Today, I put up our Christmas tree. I always put it up on or by the first weekend of December. Not before December. Always before the end of the first weekend though. Tradition is tradition – particularly for a genealogist and writer of historical fiction stories.
Every year, for about two weeks before I put it up, I wonder if I should get a new tree. The new ones look so lovely. But, as usual, I pulled it out and put it up – and was not sorry that I did.
You see, my parents have been dead for a long time: Mum died in 1999 and Dad in 2002. My mother loved Christmas. The tree went up every year, even after we had moved out and had children, the tree was always there for the kids to choose a decoration to put on the tree. And, of course, there were presents under it for each of them: even though Nan and Pop didn’t have a lot of money, they always made sure that there was a thoughtful gift for each grandchild.

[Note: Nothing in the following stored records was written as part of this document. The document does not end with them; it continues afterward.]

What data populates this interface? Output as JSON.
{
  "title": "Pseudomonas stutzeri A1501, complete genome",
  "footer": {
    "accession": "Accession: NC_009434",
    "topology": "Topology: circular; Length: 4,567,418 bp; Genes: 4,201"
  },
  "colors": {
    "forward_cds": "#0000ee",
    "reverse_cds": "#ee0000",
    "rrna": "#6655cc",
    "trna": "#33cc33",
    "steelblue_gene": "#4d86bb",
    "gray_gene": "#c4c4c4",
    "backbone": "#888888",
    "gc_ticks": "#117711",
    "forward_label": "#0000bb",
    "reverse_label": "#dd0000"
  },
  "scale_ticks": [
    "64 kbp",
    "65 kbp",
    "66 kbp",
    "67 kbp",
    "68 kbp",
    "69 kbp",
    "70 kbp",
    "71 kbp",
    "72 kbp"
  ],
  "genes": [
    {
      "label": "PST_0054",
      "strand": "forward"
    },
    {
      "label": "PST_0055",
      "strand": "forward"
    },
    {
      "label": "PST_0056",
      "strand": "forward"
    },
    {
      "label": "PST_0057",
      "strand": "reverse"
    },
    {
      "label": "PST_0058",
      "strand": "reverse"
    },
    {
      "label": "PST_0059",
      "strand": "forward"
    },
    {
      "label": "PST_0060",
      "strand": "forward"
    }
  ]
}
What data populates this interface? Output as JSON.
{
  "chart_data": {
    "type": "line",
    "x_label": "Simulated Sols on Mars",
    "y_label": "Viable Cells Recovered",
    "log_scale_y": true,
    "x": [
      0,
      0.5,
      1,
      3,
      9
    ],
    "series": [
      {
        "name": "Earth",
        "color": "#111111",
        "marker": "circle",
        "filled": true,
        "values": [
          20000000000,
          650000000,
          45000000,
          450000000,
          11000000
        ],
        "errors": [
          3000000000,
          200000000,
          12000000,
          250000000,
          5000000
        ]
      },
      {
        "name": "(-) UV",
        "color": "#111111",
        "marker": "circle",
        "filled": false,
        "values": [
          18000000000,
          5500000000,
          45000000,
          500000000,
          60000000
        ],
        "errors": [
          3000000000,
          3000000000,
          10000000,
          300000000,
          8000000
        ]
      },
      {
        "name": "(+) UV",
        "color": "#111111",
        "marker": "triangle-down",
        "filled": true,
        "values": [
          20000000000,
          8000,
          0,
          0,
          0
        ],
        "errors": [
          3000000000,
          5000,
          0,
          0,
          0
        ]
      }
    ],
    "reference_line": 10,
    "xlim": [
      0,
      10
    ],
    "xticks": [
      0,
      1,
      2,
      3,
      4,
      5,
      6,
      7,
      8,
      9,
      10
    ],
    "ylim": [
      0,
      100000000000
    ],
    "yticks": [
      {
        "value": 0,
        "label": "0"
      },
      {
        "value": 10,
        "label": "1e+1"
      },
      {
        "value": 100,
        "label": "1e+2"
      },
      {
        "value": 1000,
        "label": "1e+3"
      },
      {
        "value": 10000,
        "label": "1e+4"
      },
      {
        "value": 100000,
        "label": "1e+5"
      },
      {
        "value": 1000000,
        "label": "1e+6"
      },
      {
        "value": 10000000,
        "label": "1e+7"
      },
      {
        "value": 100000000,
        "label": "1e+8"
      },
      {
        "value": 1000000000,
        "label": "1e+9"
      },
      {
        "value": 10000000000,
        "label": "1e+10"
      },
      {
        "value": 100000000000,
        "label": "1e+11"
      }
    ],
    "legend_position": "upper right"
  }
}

Late November of the year that Mum died, I called in to see Dad. There, in the middle of the lounge room, was the Christmas tree and its decorations, all still in their boxes. Dad was sitting in his chair, shoulders slumped, just looking at the boxes. When I came in, he looked up at me:
“I just can’t put it up. Your mother loved Christmas.”
I moved over to him, gave him a hug, and asked him if he wanted me to do it.
“No, thanks. I don’t think I could have it up in the house any more. But it has to go up: your mother will be very disappointed if it doesn’t. Can you put it up at your house?”
Once I made sure it was what he really wanted, I packed tree and decorations into my car. I checked with my sisters if they were okay with it going to my house and they were.
This is the same tree. Some of the decorations are Mums, some are mine. But they are all our family decorations.
And that tree will go up every year, with decorations added as family are added, until it no longer has branches and can no longer stand.